Tattooed onto my back. The exact same tattoo I had in the world Tyler and I went to New York.

But that makes no sense; that Bethany and the one who came here weren’t the same.

Unless … a memory shakes lose from years ago.

I was a fresher at uni and there was a girl in her final year who I had a bit of a crush on.

It was platonic, but I thought she was the coolest woman on the planet, like I wanted to be her when I grew up.

She told me one evening in the lab that the only tattoo she’d get would be a Mobius strip.

Evidently a few of us Bethanys remembered her and copied the idea. ‘I had the same one. In another world.’

Cesca tilts her head to one side and looks at me. I mean, really looks at me.

‘Do you believe me?’ I ask, starting to feel self-conscious under her stare.

‘So, you’ve been living a whole load of different lives?’

‘Yep.’

She sits back in her seat and takes a few deep breaths. I can see the gears of her brain grinding and I wish I could peek inside and see exactly what she’s thinking. Eventually she nods a few times and then exhales loudly. ‘Wow.’ There’s no emotion in her tone.

‘Wow, what?’ I ask with trepidation.

‘Just … wow.’ This time there’s a hint of awe in her voice. She smiles. ‘Well, I guess we’d better get some wine and chocolate. I think we have a long day ahead of us while you tell me everything.’

I breathe a sigh of relief. She believes me. Or at least she’s willing to imagine a world in which what I’m telling her is the truth.
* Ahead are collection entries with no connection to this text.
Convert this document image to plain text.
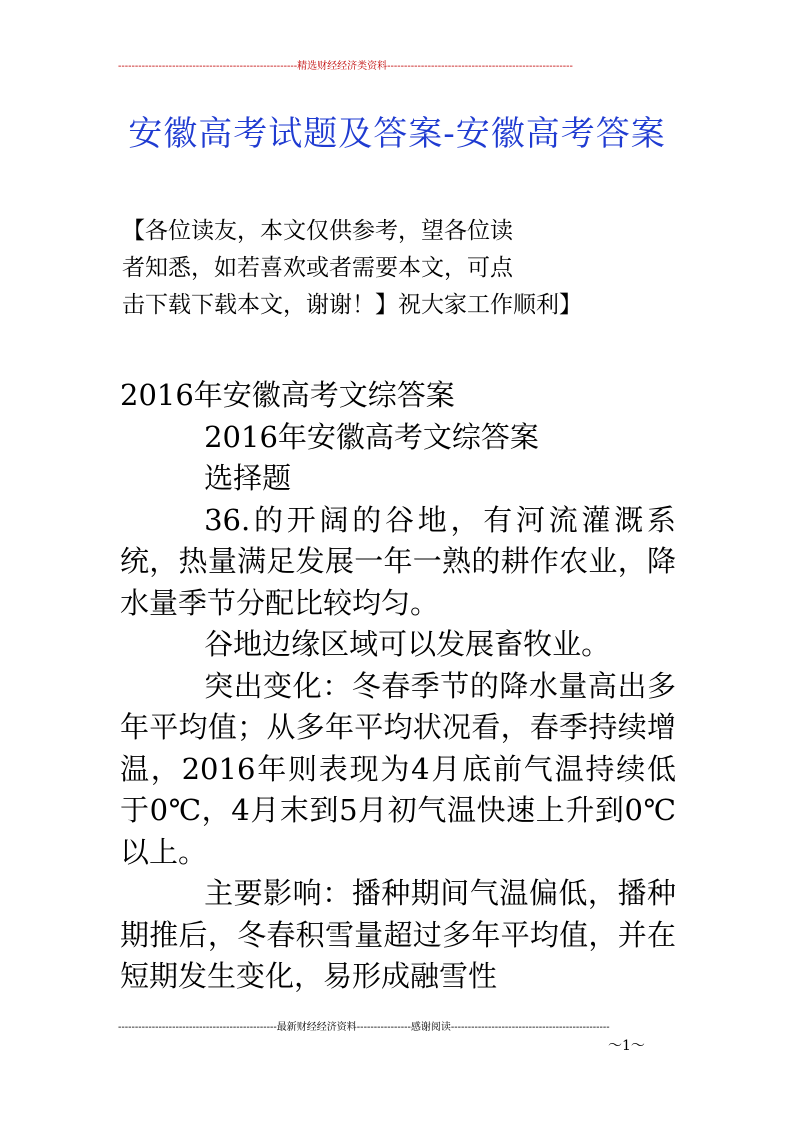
-----------------------------------------------------精选财经经济类资料-------------------------------------------------------
安徽高考试题及答案-安徽高考答案
【各位读友，本文仅供参考，望各位读
者知悉，如若喜欢或者需要本文，可点
击下载下载本文，谢谢！】祝大家工作顺利】

2016年安徽高考文综答案

2016年安徽高考文综答案

选择题

36.的开阔的谷地，有河流灌溉系统，热量满足发展一年一熟的耕作农业，降水量季节分配比较均匀。

谷地边缘区域可以发展畜牧业。

突出变化：冬春季节的降水量高出多年平均值；从多年平均状况看，春季持续增温，2016年则表现为4月底前气温持续低于0℃，4月末到5月初气温快速上升到0℃以上。

主要影响：播种期间气温偏低，播种期推后，冬春积雪量超过多年平均值，并在短期发生变化，易形成融雪性

-----------------------------------------------最新财经经济资料----------------感谢阅读-----------------------------------------------
～1～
‘Deal,’ I tell her and motion to the waitress to bring the bill over.

‘But I’m not telling you anything until you ask out the waitress.’

‘I thought you weren’t going to dabble in my life any more?’ she says.

‘Ha. I said I wasn’t going to overstep. There’s a difference.’

My sister narrows her eyes at me. ‘You drive a hard bargain, Bethany Raven.’ Then she reaches out a hand and grabs mine, squeezing my fingers tightly. ‘I’m so glad to have you home.’

I squeeze back, all the words I want to say stacking on top of each other until I don’t know which to say first. That I missed her. That I will never take her for granted again. That I’ll treasure every moment we have. But in the end there’s only one thing I need to say. ‘I love you, Cesca.’